2. The Dude With the Germ Mask. As much as I dislike The Cougher, I can’t help but think this guy knows what he’s doing. Maybe I should start wearing one of those things.
3. The Stinker. For Pete’s sake, shower before you go to the doctor’s office. And please don't sit next to me.
4. The Kids. I once had a small child so you’d think I’d have sympathy for the parents who have to drag their kids to the doctor’s office. But, really, all I do is cross my fingers and hope that they get in to see the doctor quickly because I was once THAT mom. I know what nightmare kids can be when boredom hits.
5. The Flirt. She flirted with my husband in the waiting room. Right in front of me. Like seriously, that ho-bag needed to knock it the hell off.
6. The Eater. Hey, I’d like to have some Cheetos too but I can’t because I have to fast before this stupid test. That means I’m very, very hungry. And very, very grouchy. And very, very tempted to rip that bag out of your hand and suffocate you with it.
7. The Talker. Sometimes, I don’t mind talking in the doctor’s office but yesterday I was feeling anxious and clearly not in the mood. Apparently my “Yes” and “No” answers weren’t a tip off. Neither was the way I kept my attention on a magazine. But that didn’t matter. The Talker never seems to care what her neighbor is in the mood for.

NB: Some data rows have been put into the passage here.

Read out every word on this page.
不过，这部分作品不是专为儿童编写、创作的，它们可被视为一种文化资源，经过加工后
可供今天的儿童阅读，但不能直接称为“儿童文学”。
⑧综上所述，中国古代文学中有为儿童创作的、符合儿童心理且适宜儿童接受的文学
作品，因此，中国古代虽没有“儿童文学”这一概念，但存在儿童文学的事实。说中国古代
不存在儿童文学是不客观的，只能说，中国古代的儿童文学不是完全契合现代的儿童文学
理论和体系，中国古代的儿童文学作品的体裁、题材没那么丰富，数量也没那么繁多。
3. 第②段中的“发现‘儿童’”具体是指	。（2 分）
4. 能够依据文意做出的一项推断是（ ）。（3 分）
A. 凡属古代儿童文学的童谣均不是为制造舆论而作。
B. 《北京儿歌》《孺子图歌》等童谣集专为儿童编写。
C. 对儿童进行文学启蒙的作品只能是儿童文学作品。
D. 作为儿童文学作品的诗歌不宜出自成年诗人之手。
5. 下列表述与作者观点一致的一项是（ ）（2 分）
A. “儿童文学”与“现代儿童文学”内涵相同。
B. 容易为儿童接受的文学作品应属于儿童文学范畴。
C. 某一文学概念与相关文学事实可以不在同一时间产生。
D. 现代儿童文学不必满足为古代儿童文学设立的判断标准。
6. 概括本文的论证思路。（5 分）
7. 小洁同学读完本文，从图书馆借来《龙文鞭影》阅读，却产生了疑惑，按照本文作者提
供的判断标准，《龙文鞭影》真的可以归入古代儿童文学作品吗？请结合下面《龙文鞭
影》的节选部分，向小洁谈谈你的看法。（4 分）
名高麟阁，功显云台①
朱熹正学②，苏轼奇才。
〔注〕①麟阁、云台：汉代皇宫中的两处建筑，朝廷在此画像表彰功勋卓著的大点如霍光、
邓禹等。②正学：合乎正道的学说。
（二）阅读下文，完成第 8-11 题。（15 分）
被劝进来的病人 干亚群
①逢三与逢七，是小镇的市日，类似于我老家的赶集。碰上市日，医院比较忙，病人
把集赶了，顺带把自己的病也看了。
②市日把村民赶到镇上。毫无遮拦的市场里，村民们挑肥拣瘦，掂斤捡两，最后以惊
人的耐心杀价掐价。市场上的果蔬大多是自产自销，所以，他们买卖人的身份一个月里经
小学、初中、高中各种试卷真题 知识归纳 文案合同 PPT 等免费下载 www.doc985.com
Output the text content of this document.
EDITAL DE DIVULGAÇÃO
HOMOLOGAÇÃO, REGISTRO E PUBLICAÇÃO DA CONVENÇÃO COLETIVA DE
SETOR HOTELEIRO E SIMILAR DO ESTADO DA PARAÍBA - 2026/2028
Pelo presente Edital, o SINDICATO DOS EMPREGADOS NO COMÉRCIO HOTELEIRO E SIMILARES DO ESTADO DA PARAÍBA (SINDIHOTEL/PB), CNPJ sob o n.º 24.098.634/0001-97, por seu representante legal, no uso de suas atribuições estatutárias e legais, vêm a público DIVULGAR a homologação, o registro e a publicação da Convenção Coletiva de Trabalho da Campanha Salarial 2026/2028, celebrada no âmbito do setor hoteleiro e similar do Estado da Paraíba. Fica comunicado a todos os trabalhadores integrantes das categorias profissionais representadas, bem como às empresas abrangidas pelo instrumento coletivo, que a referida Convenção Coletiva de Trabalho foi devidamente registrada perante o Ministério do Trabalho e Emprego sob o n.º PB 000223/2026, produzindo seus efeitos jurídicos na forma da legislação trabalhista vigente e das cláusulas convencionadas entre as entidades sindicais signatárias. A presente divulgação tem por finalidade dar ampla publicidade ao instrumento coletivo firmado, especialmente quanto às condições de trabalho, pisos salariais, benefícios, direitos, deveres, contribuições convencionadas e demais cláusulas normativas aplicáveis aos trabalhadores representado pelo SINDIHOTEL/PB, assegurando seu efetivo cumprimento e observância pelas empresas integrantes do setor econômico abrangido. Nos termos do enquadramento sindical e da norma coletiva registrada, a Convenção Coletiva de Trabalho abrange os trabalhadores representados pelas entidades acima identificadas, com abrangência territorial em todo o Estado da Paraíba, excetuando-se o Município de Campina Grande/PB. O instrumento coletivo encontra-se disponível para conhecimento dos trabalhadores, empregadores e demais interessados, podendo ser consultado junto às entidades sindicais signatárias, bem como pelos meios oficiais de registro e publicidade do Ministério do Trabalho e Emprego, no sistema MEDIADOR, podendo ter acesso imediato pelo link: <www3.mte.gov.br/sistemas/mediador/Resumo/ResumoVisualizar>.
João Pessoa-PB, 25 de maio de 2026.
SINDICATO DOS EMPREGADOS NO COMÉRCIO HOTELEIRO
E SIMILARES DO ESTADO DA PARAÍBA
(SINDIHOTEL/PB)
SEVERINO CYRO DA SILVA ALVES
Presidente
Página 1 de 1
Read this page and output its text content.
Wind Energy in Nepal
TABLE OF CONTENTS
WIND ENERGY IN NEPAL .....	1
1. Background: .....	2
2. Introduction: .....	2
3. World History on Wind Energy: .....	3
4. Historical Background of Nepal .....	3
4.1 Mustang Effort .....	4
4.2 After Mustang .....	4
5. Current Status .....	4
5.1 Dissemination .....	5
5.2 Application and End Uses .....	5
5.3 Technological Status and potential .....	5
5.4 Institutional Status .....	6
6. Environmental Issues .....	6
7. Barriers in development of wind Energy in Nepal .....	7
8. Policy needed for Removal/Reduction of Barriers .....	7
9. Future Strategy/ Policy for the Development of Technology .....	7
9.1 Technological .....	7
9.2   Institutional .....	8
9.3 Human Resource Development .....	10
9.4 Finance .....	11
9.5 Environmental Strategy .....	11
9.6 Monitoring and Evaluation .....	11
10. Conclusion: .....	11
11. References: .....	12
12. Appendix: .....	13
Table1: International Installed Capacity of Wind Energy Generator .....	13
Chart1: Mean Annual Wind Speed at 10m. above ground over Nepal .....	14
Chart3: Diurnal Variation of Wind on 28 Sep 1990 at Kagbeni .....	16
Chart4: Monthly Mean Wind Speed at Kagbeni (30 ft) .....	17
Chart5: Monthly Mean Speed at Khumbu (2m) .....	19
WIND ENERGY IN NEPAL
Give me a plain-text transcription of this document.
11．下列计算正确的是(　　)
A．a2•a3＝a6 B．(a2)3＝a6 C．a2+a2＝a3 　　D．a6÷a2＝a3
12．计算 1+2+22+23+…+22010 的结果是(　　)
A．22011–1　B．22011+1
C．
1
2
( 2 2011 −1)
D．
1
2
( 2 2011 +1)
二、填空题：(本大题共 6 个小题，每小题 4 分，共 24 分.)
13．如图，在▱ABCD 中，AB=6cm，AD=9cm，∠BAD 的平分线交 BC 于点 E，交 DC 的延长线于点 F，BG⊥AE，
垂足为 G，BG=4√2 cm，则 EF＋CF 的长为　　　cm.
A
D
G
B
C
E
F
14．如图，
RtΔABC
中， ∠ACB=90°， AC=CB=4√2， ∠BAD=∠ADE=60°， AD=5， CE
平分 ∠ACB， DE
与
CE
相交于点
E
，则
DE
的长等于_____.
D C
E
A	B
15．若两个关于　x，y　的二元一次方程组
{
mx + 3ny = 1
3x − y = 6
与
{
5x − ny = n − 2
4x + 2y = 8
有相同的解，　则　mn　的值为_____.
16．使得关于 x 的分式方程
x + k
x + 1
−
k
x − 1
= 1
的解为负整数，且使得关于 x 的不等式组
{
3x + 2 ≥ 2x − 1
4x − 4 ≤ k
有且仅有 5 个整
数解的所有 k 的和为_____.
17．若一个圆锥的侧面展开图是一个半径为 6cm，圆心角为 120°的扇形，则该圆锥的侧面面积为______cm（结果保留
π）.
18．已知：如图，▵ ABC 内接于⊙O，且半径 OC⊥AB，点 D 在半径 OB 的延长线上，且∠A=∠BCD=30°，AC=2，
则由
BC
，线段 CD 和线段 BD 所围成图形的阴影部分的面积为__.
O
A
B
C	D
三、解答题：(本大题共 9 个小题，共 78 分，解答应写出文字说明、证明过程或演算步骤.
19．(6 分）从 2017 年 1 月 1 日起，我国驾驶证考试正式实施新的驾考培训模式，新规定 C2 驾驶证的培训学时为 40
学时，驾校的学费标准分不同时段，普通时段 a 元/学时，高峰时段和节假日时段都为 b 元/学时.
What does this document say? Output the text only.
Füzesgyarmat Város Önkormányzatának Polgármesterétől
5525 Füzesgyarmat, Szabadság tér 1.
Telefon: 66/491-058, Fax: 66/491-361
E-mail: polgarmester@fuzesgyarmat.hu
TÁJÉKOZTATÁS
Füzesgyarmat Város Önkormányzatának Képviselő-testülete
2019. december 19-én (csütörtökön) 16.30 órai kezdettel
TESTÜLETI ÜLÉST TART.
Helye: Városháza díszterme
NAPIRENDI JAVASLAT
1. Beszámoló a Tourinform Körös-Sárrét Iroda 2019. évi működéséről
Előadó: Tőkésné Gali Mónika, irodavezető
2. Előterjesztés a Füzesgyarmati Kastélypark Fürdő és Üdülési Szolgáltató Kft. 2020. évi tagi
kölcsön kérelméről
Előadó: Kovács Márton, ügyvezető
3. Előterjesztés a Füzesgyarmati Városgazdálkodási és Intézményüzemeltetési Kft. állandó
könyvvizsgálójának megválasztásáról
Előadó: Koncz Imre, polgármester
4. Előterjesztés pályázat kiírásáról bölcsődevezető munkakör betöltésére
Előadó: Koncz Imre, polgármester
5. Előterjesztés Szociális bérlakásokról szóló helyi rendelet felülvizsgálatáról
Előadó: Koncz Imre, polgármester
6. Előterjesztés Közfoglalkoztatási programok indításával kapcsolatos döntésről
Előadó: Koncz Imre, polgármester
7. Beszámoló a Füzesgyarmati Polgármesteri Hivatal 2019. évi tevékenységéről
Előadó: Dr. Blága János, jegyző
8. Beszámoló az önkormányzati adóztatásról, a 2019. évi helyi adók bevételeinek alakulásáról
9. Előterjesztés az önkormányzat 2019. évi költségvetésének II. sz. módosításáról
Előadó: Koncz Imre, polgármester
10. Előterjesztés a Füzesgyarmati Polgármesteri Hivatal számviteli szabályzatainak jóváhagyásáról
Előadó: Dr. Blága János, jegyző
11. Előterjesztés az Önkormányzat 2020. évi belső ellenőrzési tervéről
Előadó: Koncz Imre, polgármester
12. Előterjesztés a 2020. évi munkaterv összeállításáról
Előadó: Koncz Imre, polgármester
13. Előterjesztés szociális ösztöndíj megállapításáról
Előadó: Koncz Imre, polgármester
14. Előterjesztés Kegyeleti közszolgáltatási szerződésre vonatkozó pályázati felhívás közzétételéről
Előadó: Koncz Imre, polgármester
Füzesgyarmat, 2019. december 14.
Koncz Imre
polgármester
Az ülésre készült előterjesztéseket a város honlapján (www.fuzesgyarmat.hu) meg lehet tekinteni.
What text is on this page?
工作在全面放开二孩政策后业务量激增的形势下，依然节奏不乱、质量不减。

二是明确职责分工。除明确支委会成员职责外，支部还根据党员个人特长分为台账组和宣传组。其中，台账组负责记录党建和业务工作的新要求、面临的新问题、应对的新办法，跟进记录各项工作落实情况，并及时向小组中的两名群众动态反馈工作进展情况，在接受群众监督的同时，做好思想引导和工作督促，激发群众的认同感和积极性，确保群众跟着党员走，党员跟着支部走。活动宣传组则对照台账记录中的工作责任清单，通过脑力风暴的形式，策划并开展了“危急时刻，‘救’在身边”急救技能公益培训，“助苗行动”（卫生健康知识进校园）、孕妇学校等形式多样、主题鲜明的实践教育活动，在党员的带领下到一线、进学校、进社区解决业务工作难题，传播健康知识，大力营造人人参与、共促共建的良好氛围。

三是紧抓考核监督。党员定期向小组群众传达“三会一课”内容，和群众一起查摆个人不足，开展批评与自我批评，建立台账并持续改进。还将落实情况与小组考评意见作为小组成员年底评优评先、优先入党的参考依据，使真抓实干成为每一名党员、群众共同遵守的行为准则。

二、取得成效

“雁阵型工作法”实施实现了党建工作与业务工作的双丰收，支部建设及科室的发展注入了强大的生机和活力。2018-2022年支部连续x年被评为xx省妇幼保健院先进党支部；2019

8. The Asshole. You know the one, the guy who talks about how his mother’s sister’s brother’s neighbor had a stomach ache, went to the doctors, found out it was terminal and died three days later. Shut. Up. Now.
9. The Sleeper. This is my husband. He is somehow able to sit down in a doctor’s office shut his eyes, and stay that way until they call him into the exam room. It drives me crazy because I am ...
10. The Nervous Wreck. That person who thinks every ache and pain is something serious. The one who pesters the nurses for details and cries because she’s so terrified. The one who hyperventilates the whole time. The one who makes the whole stupid test miserable for everyone around her.